Anyone who's seen Campion's other films such as SWEETIE and AN ANGEL AT MY TABLE (watch the late-night Bravo listings) knows that she specializes in these self-absorbed nasty young women who by sheer obnoxious force subdue their relatives. (I would not want to be Jane Campion's mother or siblings watching these movies.) All that plays out here. From the start, Ruth is in charge of the dialog and her relatives (especially her mother) are the feckless souls who are truly lost. So over the three days, we have supposedly intense personal interaction, just Ruth and T. J., where teacher and student, hypnotist and subject, are reversed.
This was clearly supposed to happen subtly, but to Nancy and me it seemed clumsy and not credible. Keitel's sole apparent credentials as an exiter are a taxonomy of the approach (Day 1, Day 2, Day 3) and an ability to quote religious texts to imply he's not a clod.

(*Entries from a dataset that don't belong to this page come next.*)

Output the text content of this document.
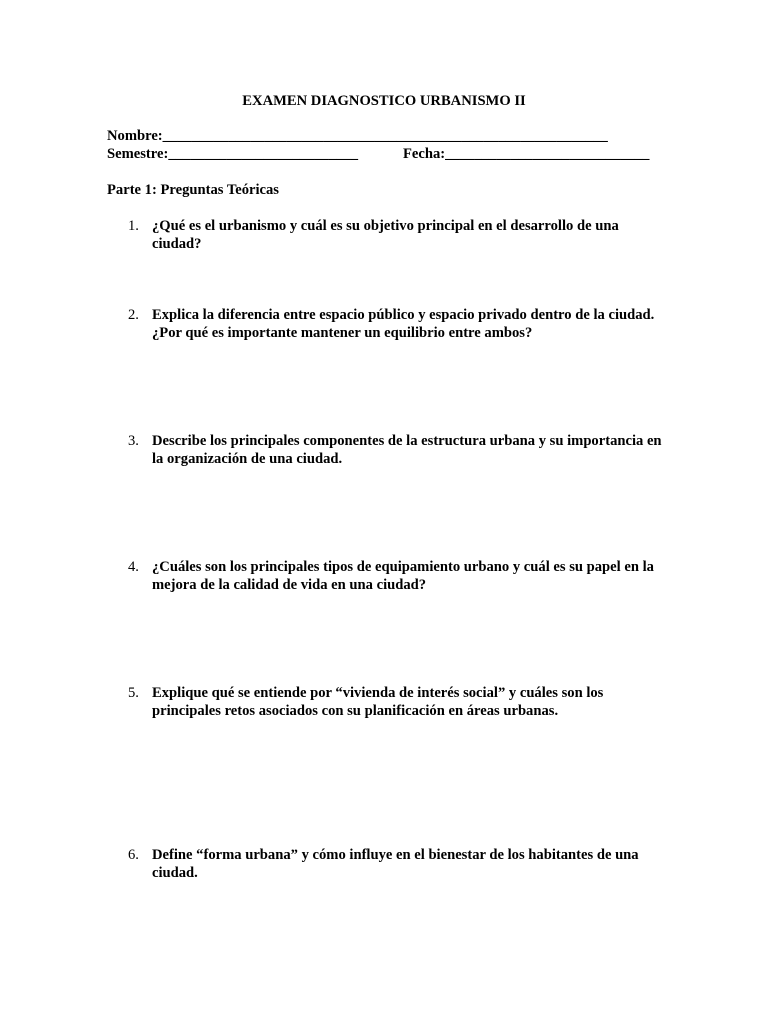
EXAMEN DIAGNOSTICO URBANISMO II
Nombre:_____________________________________________________________
Semestre:__________________________	Fecha:____________________________
Parte 1: Preguntas Teóricas
1. ¿Qué es el urbanismo y cuál es su objetivo principal en el desarrollo de una ciudad?
2. Explica la diferencia entre espacio público y espacio privado dentro de la ciudad. ¿Por qué es importante mantener un equilibrio entre ambos?
3. Describe los principales componentes de la estructura urbana y su importancia en la organización de una ciudad.
4. ¿Cuáles son los principales tipos de equipamiento urbano y cuál es su papel en la mejora de la calidad de vida en una ciudad?
5. Explique qué se entiende por “vivienda de interés social” y cuáles son los principales retos asociados con su planificación en áreas urbanas.
6. Define “forma urbana” y cómo influye en el bienestar de los habitantes de una ciudad.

But he is *never* credible as a professional. He never establishes the remotest sensible rules of engagement of his exiting. When Ruth tries to turn the tables (by stripping naked and asking him if she likes him, how droll, how subtle), he succumbs with nary a qualm or a quiver (at least, not above the waist). Ruth's recovery never evolves, it just happens -- she seems sanely selfish from the beginning, even back in India -- and the dialog between them clunks amateurishly along, then turns weird when she, in some poorly developed vengeance, dresses him in drag.

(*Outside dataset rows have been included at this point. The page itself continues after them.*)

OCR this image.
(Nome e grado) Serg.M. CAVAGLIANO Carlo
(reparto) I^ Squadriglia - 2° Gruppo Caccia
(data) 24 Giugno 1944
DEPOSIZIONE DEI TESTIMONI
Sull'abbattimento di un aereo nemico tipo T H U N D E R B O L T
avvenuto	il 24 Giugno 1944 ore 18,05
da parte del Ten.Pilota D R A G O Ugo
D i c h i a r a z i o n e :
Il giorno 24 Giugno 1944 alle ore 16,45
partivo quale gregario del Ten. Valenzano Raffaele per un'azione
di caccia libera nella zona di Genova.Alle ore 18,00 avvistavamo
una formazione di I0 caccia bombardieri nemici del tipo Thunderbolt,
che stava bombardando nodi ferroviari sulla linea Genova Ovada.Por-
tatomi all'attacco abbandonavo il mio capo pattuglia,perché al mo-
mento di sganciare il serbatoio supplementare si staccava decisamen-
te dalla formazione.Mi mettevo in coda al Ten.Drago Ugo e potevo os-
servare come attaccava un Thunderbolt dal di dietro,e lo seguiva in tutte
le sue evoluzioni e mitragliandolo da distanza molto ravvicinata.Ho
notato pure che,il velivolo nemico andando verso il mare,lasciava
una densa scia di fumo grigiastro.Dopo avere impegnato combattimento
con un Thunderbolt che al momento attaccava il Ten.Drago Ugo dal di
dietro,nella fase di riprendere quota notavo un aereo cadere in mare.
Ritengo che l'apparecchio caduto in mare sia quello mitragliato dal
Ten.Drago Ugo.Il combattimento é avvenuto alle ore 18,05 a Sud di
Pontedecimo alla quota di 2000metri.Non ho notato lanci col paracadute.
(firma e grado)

Kate Winslet is a real actress who's shown guts in her choices (HIDEOUS KINKY, JUDE) despite having had the bad luck to make a zillion dollars playing opposite Leo Di. In this role she is 'wonderfully pneumatic' (to quote the Arch-Community Songster from BRAVE NEW WORLD -- she would make a quintessential Lenina Crowne) but also appealing. Keitel, alas, is a disappointment, but much of that can be traced to the foolish character he has been given to play.
Other reviewers, perhaps wishing to spare the rod, have commented on the scenery, both mineral and animal, and it's true, we get sweeping lyric skies and the ochre mountains of the Flinders Ranges. And woven throughout is a vicious portrait of modern Australians -- kiwi Campion delights in making Aussies look shallow, perverted louts. But if you want these things -- outback scenery, modern Australian satirized, snappier dialog, and better-looking men in more flamboyant drag -- go rent the marvelous PRISCILLA, QUEEN OF THE DESERT.